O Brasil é um país esquisito, cuja história oficial cultua legiões de heróis duvidosos e costuma negligenciar a memória de outros mais merecedores do qualificativo. Uma das razões para essa distorção é o descaso com fatos do presente e do passado recente, como está ocorrendo na investigação da morte de 21 técnicos civis no acidente com o foguete VLS-1, incendiado em 22 de agosto de 2003 em Alcântara, no Maranhão.
Nesses quase cinco meses, houve nada menos do que cinco prorrogações de prazo para a conclusão dos trabalhos de investigação de uma comissão controlada pela Aeronáutica. O último a ser anunciado, 15 de fevereiro, ninguém sabe se será de fato cumprido. Afinal, ninguém deu mesmo muita importância aos adiamentos anteriores.
Nenhuma sessão pública da comissão de investigação foi realizada, apesar das promessas iniciais de transparência. Os pesquisadores indicados por sociedades científicas, num aparente esforço para "desmilitarizar" a investigação, ainda não mostraram a que vieram. Cabe repetir seus nomes para refrescar a memória de pares porventura incomodados com tanto segredo e razões de Estado: Carlos Henrique de Brito Cruz, da Unicamp, Fernando Cosme Rizzo Assunção, da PUC-RJ, e Paulo Murilo Castro de Oliveira, da UFRJ.
A página de internet da Aeronáutica dedicada ao VLS (www.fab.mil.br/vls), por exemplo, até a quarta-feira aparecia em branco. Nem mesmo o link para um "livro de condolências" estava ativo. Sobre o foguete acidentado no Maranhão, a página inicial da Agência Espacial Brasileira (www.aeb.gov.br) na Web traz somente um link para "mensagens de apoio". Sobre o acidente, zero. Nada. Nem no texto sobre foguetes lançadores de satélites (www.aeb.gov.br/foglancadores.htm), que só menciona os lançamentos de 1997 e 1999, sem mencionar 2 de 3 fracassos. O sítio indicado pela AEB para o Centro de Lançamento de Alcântara (www.cla.aer.mil.br) também se encontrava fora do ar.
Frustração semelhante abateria o internauta que buscasse informação sobre o acidente ou sua investigação na página do Instituto de Aeronáutica e Espaço (www.iae.cta.br), responsável pela construção do Veículo Lançador de Satélites.

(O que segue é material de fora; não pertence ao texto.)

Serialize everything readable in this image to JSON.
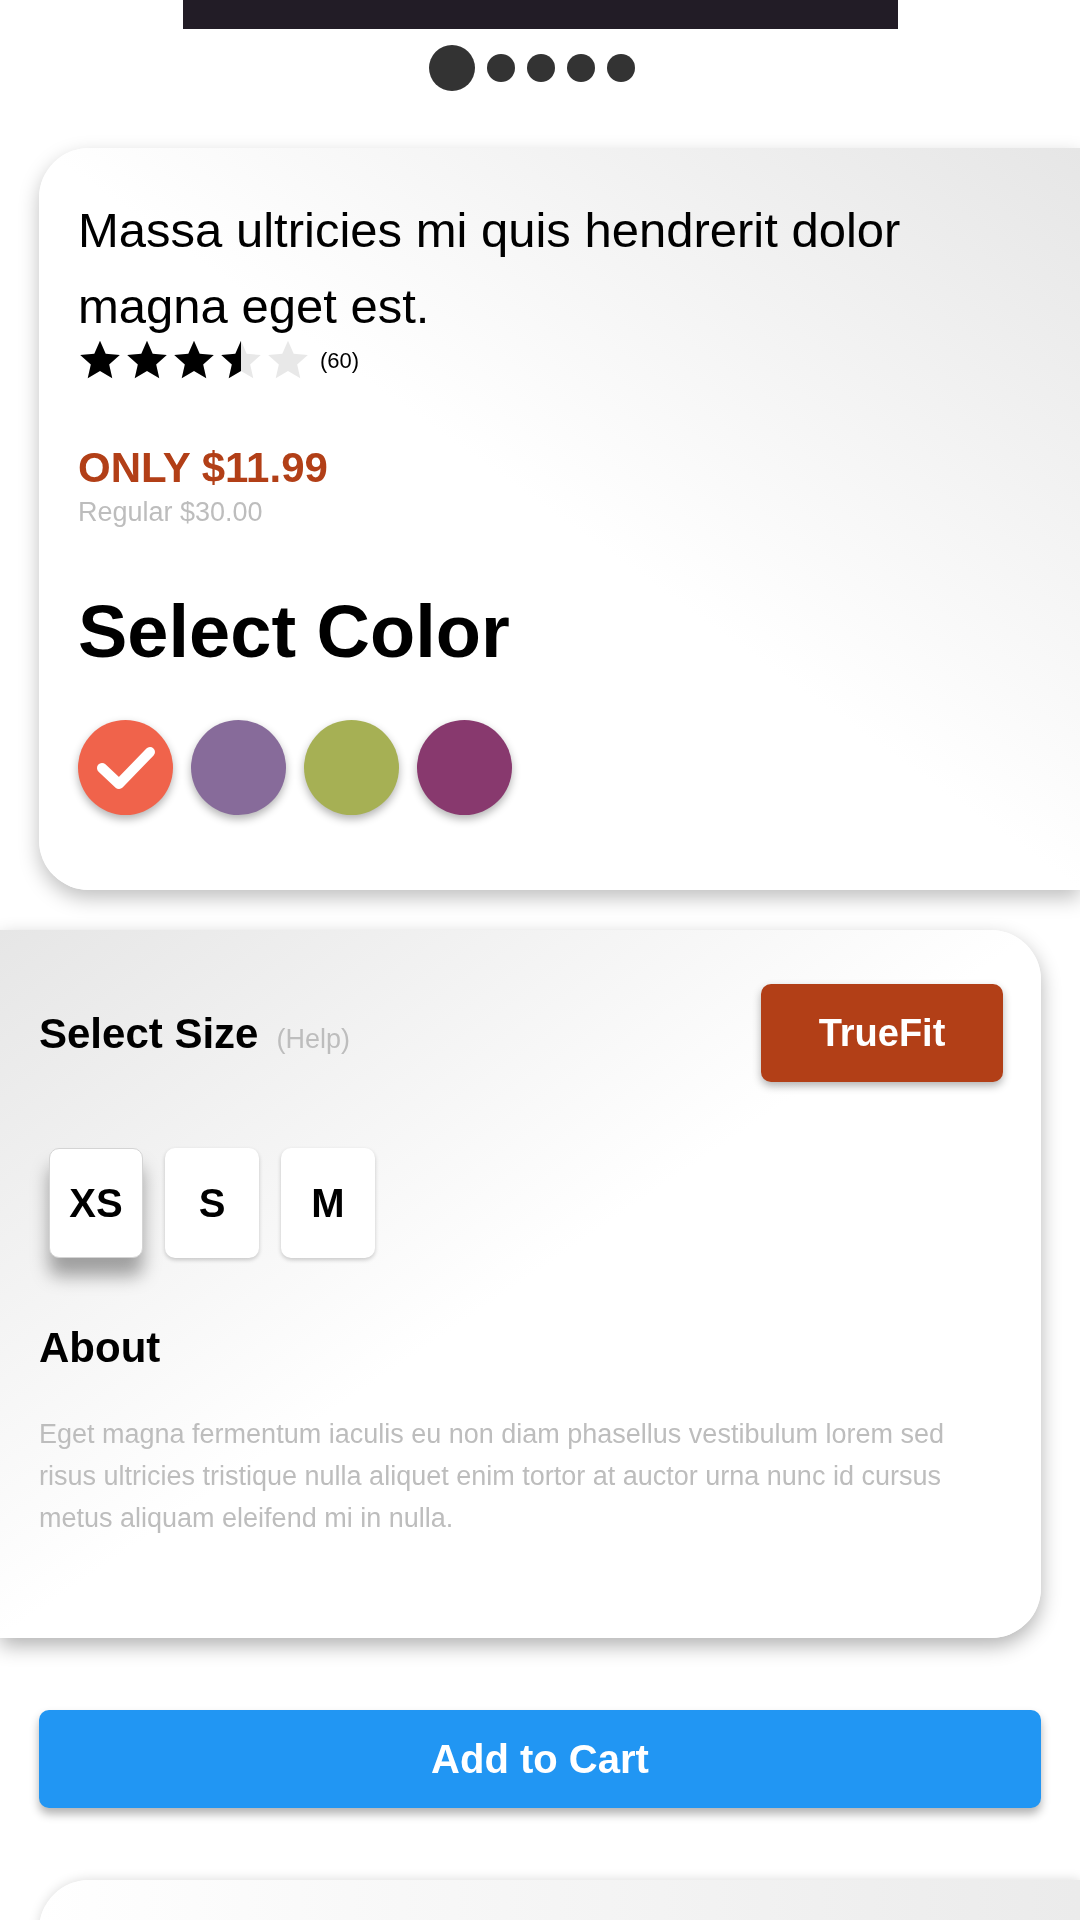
{
  "carousel": {
    "dots": [
      {
        "selected": true
      },
      {
        "selected": false
      },
      {
        "selected": false
      },
      {
        "selected": false
      },
      {
        "selected": false
      }
    ]
  },
  "product": {
    "title": "Massa ultricies mi quis hendrerit dolor magna eget est.",
    "stars": 3.5,
    "review_count": "(60)",
    "sale_price": "ONLY $11.99",
    "regular_price": "Regular $30.00"
  },
  "color_picker": {
    "heading": "Select Color",
    "swatches": [
      {
        "color": "#f0634b",
        "selected": true
      },
      {
        "color": "#876b9a",
        "selected": false
      },
      {
        "color": "#a6b054",
        "selected": false
      },
      {
        "color": "#88396e",
        "selected": false
      }
    ]
  },
  "size_picker": {
    "heading": "Select Size",
    "help_link": "(Help)",
    "truefit_button": "TrueFit",
    "sizes": [
      {
        "label": "XS",
        "selected": true
      },
      {
        "label": "S",
        "selected": false
      },
      {
        "label": "M",
        "selected": false
      }
    ]
  },
  "about": {
    "heading": "About",
    "text": "Eget magna fermentum iaculis eu non diam phasellus vestibulum lorem sed risus ultricies tristique nulla aliquet enim tortor at auctor urna nunc id cursus metus aliquam eleifend mi in nulla."
  },
  "add_to_cart_button": "Add to Cart"
}
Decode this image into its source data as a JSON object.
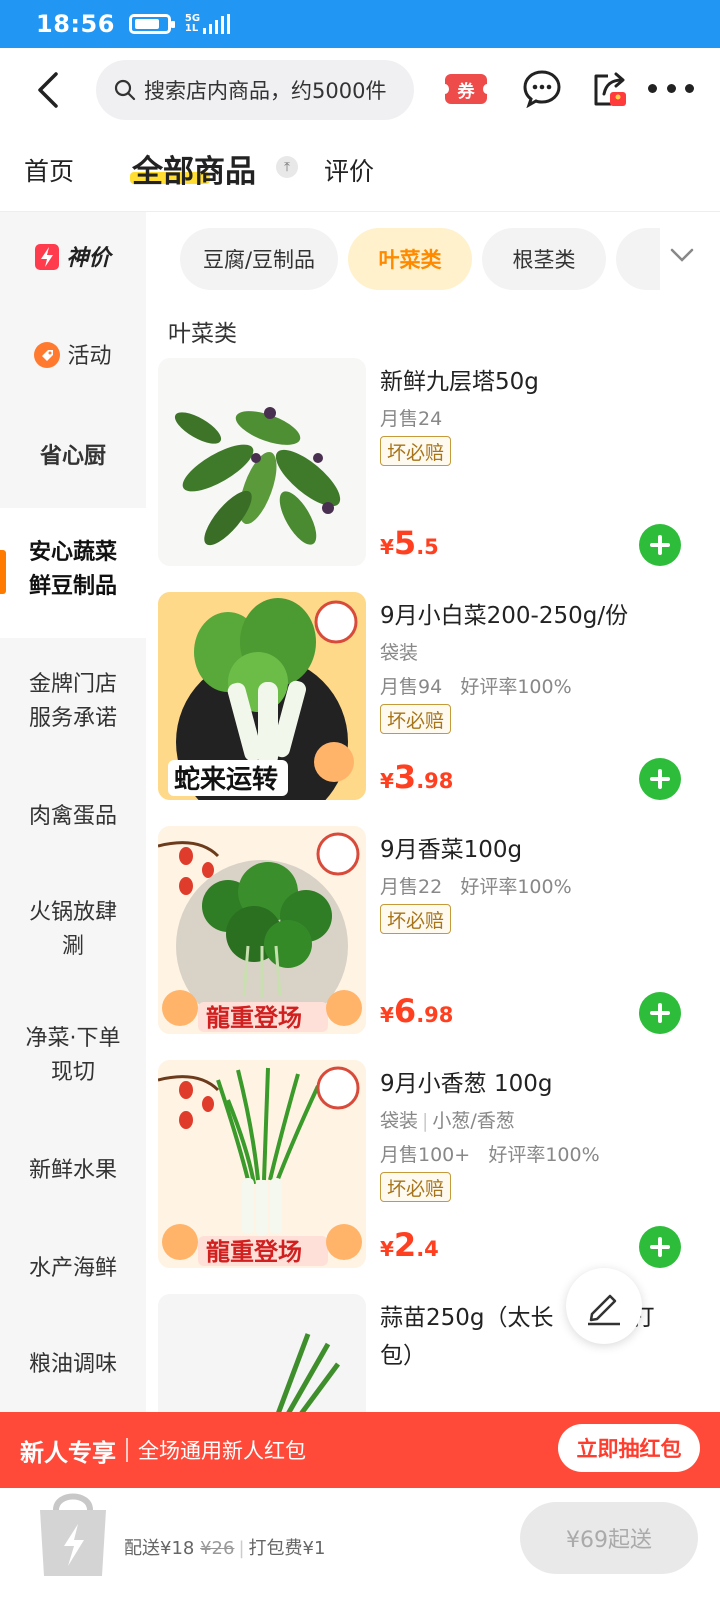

Só para comparação, cabe dizer que continuará no ar, até o próximo dia 1º, sítio da junta de investigação do acidente com o ônibus espacial Columbia (www.caib.us), que matou setes astronautas em 1º de fevereiro de 2003. Qualquer um pode baixar o relatório final divulgado em 28 de outubro, nove meses depois da tragédia, em que foi indicada uma série de falhas da Nasa. Houve inúmeras sessões públicas e relatórios parciais. O nome dos sete mortos está agora em solo marciano, em placa afixada ao jipe Spirit.
Para que não caiam no esquecimento, repetem-se aqui os nomes dos 21 mortos em Alcântara: Amintas Rocha Brito, Antonio Sérgio Cezarini, Carlos Alberto Pedrini, César Augusto Costalonga Varejão, Daniel Faria Gonçalves, Eliseu Reinaldo Moraes Vieira, Gil César Baptista Marques, Gines Ananias Garcia, Jonas Barbosa Filho, José Aparecido Pinheiro, José Eduardo de Almeida, José Eduardo Pereira, José Pedro Claro Peres da Silva, Luís Primon de Araújo, Mário César de Freitas Levy, Massanobu Shimabukuro, Maurício Biella de Souza Valle, Roberto Tadashi Seguchi, Rodolfo Donizetti de Oliveira, Sidney Aparecido de Moraes e Walter Pereira Júnior.